First priority: is anything is blowing up. Second priority, how close am I to the limits.

If I could get a few of these it would free me from running the app on every ride. One less step…

I may be the weird one but I’m not that worried about range? My rides are along well known routes, and I know beforehand if my board can do it.
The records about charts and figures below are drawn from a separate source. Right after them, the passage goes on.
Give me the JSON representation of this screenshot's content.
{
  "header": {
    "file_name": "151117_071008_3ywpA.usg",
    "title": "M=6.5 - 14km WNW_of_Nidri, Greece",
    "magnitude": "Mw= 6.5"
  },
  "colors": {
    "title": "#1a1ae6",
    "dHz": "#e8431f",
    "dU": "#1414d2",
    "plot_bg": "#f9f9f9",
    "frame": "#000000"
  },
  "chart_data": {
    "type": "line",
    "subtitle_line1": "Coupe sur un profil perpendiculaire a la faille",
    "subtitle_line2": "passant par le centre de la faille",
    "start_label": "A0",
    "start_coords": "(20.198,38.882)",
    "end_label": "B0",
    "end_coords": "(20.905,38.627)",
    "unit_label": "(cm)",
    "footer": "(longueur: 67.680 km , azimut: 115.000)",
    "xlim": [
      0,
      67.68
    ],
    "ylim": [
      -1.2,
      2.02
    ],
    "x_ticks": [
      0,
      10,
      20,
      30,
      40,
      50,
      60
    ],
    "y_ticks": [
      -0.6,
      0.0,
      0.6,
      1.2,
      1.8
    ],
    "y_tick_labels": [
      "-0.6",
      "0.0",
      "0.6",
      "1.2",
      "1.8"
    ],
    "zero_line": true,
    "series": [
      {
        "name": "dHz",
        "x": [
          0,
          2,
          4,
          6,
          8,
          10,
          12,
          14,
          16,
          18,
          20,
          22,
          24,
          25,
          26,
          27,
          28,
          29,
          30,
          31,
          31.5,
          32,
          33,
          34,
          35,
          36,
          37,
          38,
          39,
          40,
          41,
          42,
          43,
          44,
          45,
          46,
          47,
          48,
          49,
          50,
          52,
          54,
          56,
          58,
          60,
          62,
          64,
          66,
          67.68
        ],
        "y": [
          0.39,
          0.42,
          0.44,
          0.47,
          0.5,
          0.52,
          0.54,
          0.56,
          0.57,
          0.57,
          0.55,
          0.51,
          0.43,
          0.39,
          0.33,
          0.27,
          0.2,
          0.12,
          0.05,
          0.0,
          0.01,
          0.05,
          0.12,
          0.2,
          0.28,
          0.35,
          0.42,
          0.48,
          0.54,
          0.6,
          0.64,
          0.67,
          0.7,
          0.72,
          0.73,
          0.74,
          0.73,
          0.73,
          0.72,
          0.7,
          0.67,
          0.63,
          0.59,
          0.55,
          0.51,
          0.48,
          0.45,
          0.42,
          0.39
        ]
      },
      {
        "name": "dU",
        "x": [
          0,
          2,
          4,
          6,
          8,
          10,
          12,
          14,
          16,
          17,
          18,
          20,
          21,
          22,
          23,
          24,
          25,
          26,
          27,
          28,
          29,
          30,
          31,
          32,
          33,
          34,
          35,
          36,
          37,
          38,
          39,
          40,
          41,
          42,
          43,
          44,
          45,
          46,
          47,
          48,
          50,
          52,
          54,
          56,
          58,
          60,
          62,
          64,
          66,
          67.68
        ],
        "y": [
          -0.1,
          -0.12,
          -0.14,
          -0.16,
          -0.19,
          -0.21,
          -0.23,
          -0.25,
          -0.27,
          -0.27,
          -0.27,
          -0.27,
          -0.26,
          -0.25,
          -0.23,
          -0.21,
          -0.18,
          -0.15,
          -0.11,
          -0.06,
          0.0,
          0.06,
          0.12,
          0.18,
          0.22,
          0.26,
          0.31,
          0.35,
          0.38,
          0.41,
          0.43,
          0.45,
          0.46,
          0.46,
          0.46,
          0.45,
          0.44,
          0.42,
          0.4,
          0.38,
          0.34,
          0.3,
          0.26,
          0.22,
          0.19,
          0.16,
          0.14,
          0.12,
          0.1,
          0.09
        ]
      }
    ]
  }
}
Oh I want to make clear, I’m not saying “please do these for me”. I’m fine with whatever choices you’ve made and will continue to make.

4 Likes

Thanks, this is helpful. I’m thinking that one screen should be for details. You wouldn’t use it while riding, but you may want to switch to it when you stop and check various info there. The values you mentioned would be a perfect fit.

4 Likes

I wish elapsed time was on there. When I am done with a ride, I want to know how long, how far, top speed, and average speed.

2 Likes

Maybe a page with a stopwatch feature for timing laps?

1 Like

These options are re all so cool! Multiple pages with different data would be awesome to have.

1 Like

58 So near but clearly pretty far… Any tips anyone?

1 Like

You have a bootloader on the MCU, right?

1 Like

image Well, the chip supposedly came pre installed with a bootloader.? At this point I guess its a bit late to be finding out they lied…

2 Likes

Let’s assume they didn’t lie about the bootloader. Is the display soldered on the PCB or can it still be removed? If the latter, could you post a detailed picture of the PCB, ideally in good light and both sides.

1 Like

Soldered on the screen… just checking joints. there are a couple of suspect solder joints…

Oops. I should have told you to try to program the MCU before soldering the display on the PCB. Do you think you’ll manage to desolder the display?

Unfortunately, there’s a number of reasons it may not work and it will be hard to identify the culprit. It could be:

  • no bootloader
  • bad USB-UART adapter
  • problem in the reset net (MCU doesn’t get reset on the DRT signal)
    • you’re sure you have the correct capacitor (100 nF?)
  • bad connection/short anywhere on the PCB

If you have an Arduino, you could use it to program the MCU. It’s a bit of a hassle, but it can be done. If that succeeded that would narrow down the issue quite a bit.

2 Likes

I have other a load of other usb-part adapters so I can rule that out. I can probably desolder the display…

That’s what the add on the listing I purchased from said too. I was getting that same error. But once I used an MCU with a bootloader it worked.

P.S- I was able to desolder the screen fairly easily with a solder iron some ceramic pliers.

1 Like

I’ll give it a go at the weekend. I’m away for work for a few days. To be honest I was pretty excited to even see the screen light up…

5 Likes

@bigben One more idea. In the Arduino IDE, try selecting “Tools > Board > Arduino Nano” and then “Tools > Processor > ATMega328P (Old Bootloader)”. Then upload the FW.

1 Like

I did try that, same response sadly…

1 Like

Thanks for the idea for a different button. I have these and the black version at my work so I used one for the master and two recessed for things I don’t want to push easily.

IMG_20181121_144714

12 Likes

that looks great

3 Likes

Thanks man. I’ve literally been eyeballing everything. I’m only a month in on learning how to draw things up and use a lazer cutter at work. I’ve never really done anything like this before. I seriously can’t wait to get a screen that works right so I can use this thing!